I have seen this over and over again. Barley makes the animals healthy, fat and shiny . They are happy and seem to just glow. But when we give them the wheat hay, it takes about a month to see the slow digression of health. They begin to show signs of sickness, disease, rubbing against fences and a dullness to their fur. They spread most of the hay around their pens and don't seem to enjoy eating it . When they eat barley, they eat every crumb. The same goes with the rabbits, guinea pigs and horses. It will be a year of eating wheat when the goats don't have healthy pregnancies, many of the newborn kids die in utero or just after birth. Their milk isn't flowing, and they have a hard time recovering from birth or even getting pregnant in the first place. These are very hard years.
It took me a while to pinpoint the problem, but now that I've seen it a few times in the years when we have wheat as hay, I can finally say what the problem is: it's the wheat. They have done something to the wheat that is very disagreeable to the animals (and I'm guessing to the people). Either the pesticides they are using, GMO varieties, or hybridizing. Wheat didn't used to be a bad thing, but somewhere along the way, it changed. And not for the better.

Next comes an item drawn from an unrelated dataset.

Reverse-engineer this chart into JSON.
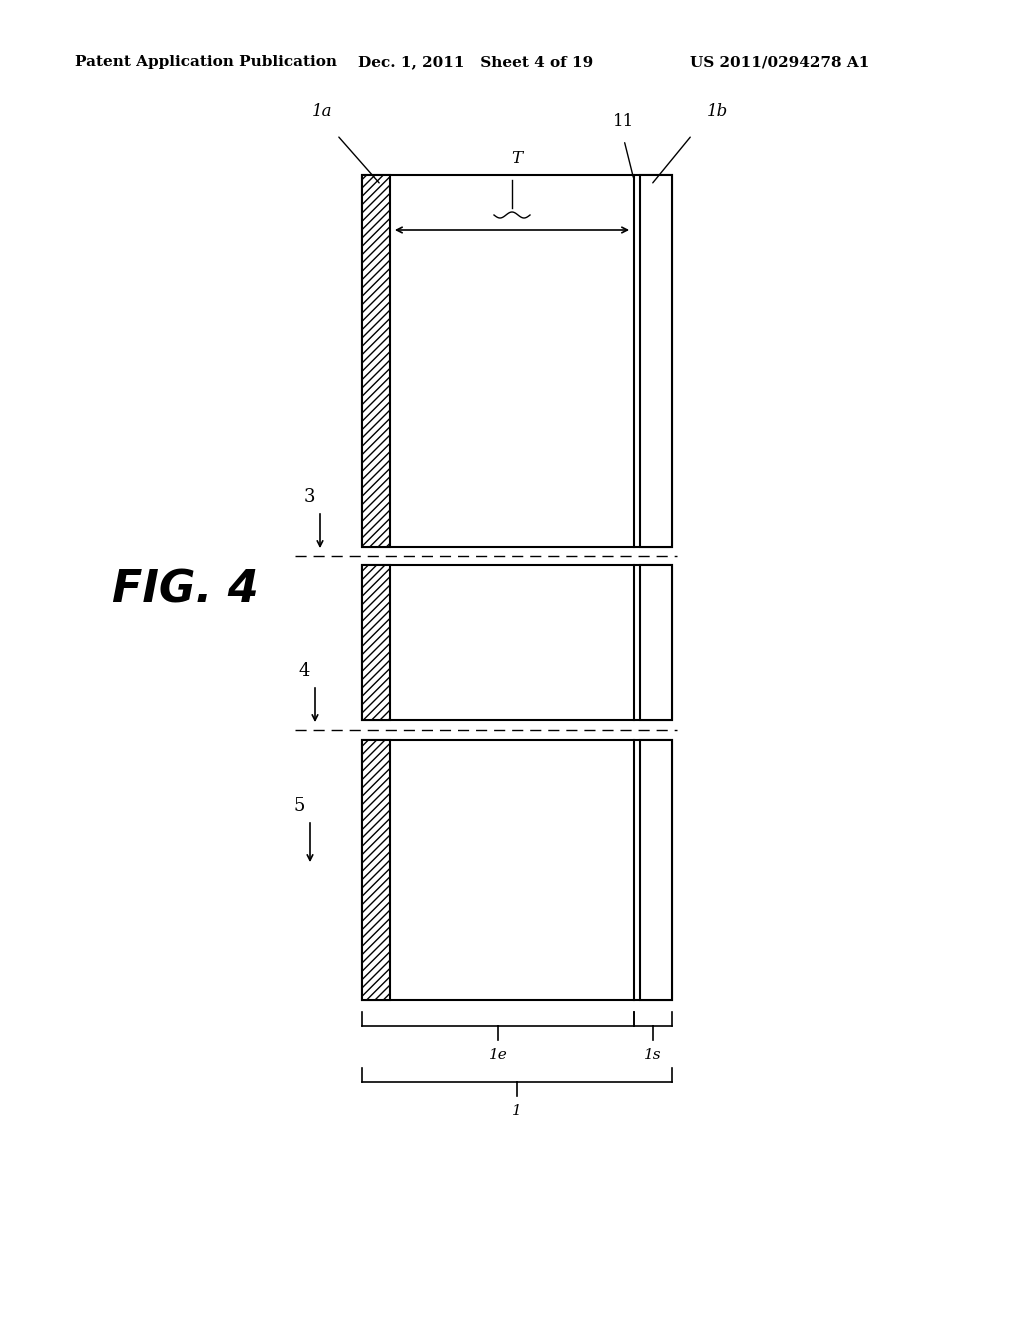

We don't eat wheat in my family. We haven't for about 15 years, so I can't see the detrimental effects it might have had on us. But I can only imagine what it's doing to all the people who eat it for almost every meal or snack. It would be very hard to pinpoint their dis-eases because wheat is in most of their processed foods, even those they don't realize include wheat in some form or another.
This was an unintentional experiment . I didn't mean to use my animals to see what might happen if I fed them wheat , it's just a bad situation that has repeated itself over and over. Now that I see what the result is, I will do everything in my power not to let it happen again.
My advice: stay away from wheat in any form. There are so many flours available now, gluten free or not, that it with a little effort it's easy enough to make the switch. Experiment, look up recipes online or buy gluten free or wheat free products.
What I do know is that wheat, one of the revered Seven Species of the Torah, has become anything but holy. Until we get back to the original wheat of biblical times , it's not worth being part of some grand experiment where the results are detrimental to our (and our four legged friends') health and wellbeing.